Em Portugal, a Rainha Maria I estava afastada desde 1792, após desenvolver uma doença psiquiátrica, tendo sido substituída pelo Príncipe Regente, D. João.
O Chanceler (Presidente) do Tribunal da Relação da Bahia era Firmino de Magalhães Siqueira da Fonseca.
Luís Gonzaga foi o único dos revoltosos interrogado pelo Governador, D. Fernando José de Portugal e Castro. Escreveu textos próprios (Séries Temporais), criticando o Catolicismo, mencionando Lutero e Calvino, da Reforma Protestante, entretanto, no dia 22 de agosto de 1798, na véspera da prisão, provavelmente para pedir proteção à Revolta, assistiu à Missa da Igreja do Bonfim.
O Desembargador Manoel de Magalhães Pinto Avelar de Barbedo confrontou a caligrafia de Luís Gonzaga com a letra dos avisos e das duas cartas. Tabeliães e escrivães do Tribunal atuaram como peritos. Por haver negado a autoria dos escritos, atribuindo-os a João da Silva Norbona, o próprio Magistrado instaurou nova Devassa, somente para localizar o suspeito. Depois da oitiva de vinte e duas pessoas, sem êxito, arquivou a investigação.

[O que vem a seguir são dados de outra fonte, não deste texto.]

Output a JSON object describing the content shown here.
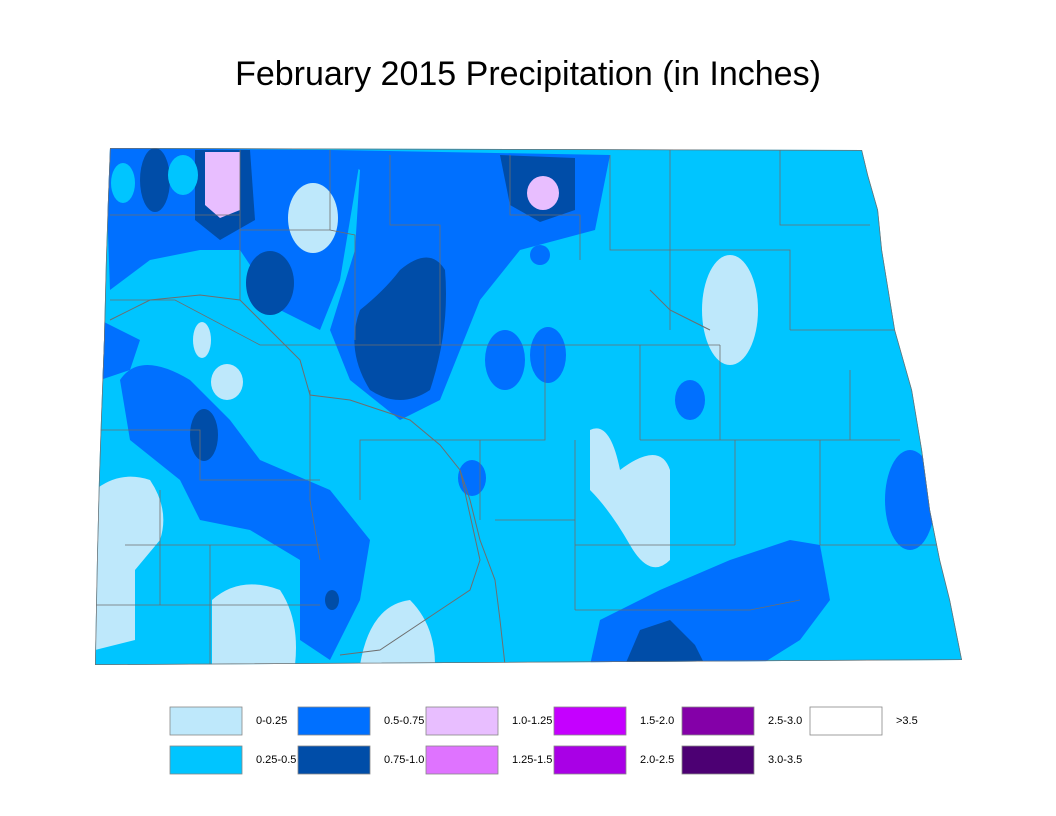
{
  "title": "February 2015 Precipitation (in Inches)",
  "legend": [
    {
      "label": "0-0.25",
      "color": "#bee8fb"
    },
    {
      "label": "0.25-0.5",
      "color": "#00c5ff"
    },
    {
      "label": "0.5-0.75",
      "color": "#0070ff"
    },
    {
      "label": "0.75-1.0",
      "color": "#004da8"
    },
    {
      "label": "1.0-1.25",
      "color": "#e8beff"
    },
    {
      "label": "1.25-1.5",
      "color": "#df73ff"
    },
    {
      "label": "1.5-2.0",
      "color": "#c500ff"
    },
    {
      "label": "2.0-2.5",
      "color": "#a900e6"
    },
    {
      "label": "2.5-3.0",
      "color": "#8400a8"
    },
    {
      "label": "3.0-3.5",
      "color": "#4c0073"
    },
    {
      "label": ">3.5",
      "color": "#ffffff"
    }
  ]
}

Lucas Dantas, após a reunião no Dique, na noite de 25 de agosto, não retornou à sua casa. Dirigiu-se ao Solar do Unhão, com Manoel Faustino, e ali pernoitaram. Nas primeiras horas do dia imediato, ambos embarcaram numa canoa e, ato contínuo, num saveiro, para o Engenho Guaíba, no Recôncavo, pertencente a Joaquim Ignácio de Siqueira Bulcão. De lá foram visitar Felizarda, a mãe de Manoel Faustino, escrava no Engenho Calôji, de propriedade do Padre Antônio Francisco de Pinho. Voltaram para Guaíba e, a 04 de setembro, Lucas Dantas seguiu, sozinho, em direção à residência de seu irmão, no sertão, tendo sido encontrado na localidade de Água Fria, atual Irará, no dia 09 seguinte. Ele resistiu à prisão, o que lhe provocou grande ferimento na cabeça, produzido pela arma do militar.
Já Manuel Faustino escondeu-se no Engenho onde sua genitora era cativa, mas foi preso, em 14 de setembro, com a colaboração do religioso proprietário.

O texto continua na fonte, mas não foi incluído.